Chinese beekeepers had two choices: They could destroy infected hives or apply antibiotics. They chose to do the latter.

That was a mistake, said Michael Burkett, a professor emeritus at Oregon State University and an internationally known authority on bees and honey.

"You hear about people shooting themselves in the foot? Well, the Chinese honey-sellers shot themselves in the head," he said.

The Chinese opted to use chloramphenicol, an inexpensive, broad-spectrum antibiotic that's so toxic it's used to treat only life-threatening infections in humans -- and then only when other alternatives have been exhausted.

"That's on the big no-no list," Burkett said. "In the U.S., Canada and the European Union, chloramphenicol is on everyone's zero-tolerance list."

Now, 11 years later, some of the honey buyers who take the trouble to test for it still find the banned antibiotic in some of their imported honey…
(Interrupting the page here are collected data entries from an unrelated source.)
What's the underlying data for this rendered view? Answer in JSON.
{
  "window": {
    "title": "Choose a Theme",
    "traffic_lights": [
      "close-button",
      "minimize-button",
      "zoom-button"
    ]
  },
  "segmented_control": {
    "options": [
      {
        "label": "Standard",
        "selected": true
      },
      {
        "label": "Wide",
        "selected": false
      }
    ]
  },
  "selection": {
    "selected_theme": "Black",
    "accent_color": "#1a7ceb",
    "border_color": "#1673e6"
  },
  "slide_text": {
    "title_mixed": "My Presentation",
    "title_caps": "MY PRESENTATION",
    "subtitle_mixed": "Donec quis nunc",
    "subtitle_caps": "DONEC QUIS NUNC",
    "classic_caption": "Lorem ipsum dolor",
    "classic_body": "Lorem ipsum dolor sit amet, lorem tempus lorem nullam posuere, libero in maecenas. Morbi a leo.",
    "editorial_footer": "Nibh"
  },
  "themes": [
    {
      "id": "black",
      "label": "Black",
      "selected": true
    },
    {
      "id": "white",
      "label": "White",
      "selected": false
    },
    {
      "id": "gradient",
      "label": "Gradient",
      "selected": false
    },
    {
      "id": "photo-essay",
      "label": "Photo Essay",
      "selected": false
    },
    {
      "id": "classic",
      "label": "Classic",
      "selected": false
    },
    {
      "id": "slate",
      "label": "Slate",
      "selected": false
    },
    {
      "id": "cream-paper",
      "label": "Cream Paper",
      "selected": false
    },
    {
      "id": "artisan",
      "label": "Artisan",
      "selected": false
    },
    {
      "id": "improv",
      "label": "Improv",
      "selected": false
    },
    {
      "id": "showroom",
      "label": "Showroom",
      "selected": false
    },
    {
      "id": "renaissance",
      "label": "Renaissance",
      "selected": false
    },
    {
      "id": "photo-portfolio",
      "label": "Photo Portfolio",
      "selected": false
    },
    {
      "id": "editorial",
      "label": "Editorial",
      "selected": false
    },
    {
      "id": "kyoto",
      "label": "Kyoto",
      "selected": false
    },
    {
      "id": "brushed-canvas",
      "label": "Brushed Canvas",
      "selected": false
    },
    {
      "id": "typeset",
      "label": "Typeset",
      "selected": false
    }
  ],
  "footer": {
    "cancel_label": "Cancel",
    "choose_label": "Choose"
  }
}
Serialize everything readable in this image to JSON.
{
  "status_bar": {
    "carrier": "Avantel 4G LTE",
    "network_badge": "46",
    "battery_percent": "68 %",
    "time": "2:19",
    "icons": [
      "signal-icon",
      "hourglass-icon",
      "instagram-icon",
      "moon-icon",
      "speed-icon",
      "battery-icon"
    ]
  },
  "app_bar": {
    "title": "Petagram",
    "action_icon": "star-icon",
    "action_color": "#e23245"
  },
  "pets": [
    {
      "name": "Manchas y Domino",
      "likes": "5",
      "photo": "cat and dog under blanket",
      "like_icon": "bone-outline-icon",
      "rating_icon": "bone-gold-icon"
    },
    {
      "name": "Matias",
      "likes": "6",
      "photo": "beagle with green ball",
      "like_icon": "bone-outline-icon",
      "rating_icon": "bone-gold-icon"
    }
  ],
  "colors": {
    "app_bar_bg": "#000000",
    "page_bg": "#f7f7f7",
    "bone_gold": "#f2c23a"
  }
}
As the world's oldest sweetener, the amber syrup has been heralded by grandmothers, nannies, nurses, tribal medicine men and physicians around the globe.

Hippocrates, the father of medicine, prescribed honey for its nutritional and pharmaceutical value.

The index of medical and scientific journals at the National Medical Library in Bethesda, Md., lists hundreds of studies exploring honey's value in treating, controlling or preventing diabetes, Alzheimer's, osteoporosis, stress, skin conditions, sexual problems and scores of other maladies.

Honey makes a natural antibacterial agent, in part because of its high sugar content and acidity, and many Third World countries still use it to treat burns and wounds.

See: Honey laundering: A Sticky Trail of Intrigue and Crime

1 comment:

Anonymous said...

So why is it that only some honey buyers are taking the trouble testing for it? Of course the not testing things properly, or ignoring the results is is quite common around the world for honey, and no doubt many food products. For example the EU has stated regulations for HMF in honey - an indication of heating being done - but then the food standards people won't take any action when they find product that is significantly above the allowed levels. Consumers have every right to be suspicious of the quality of their food.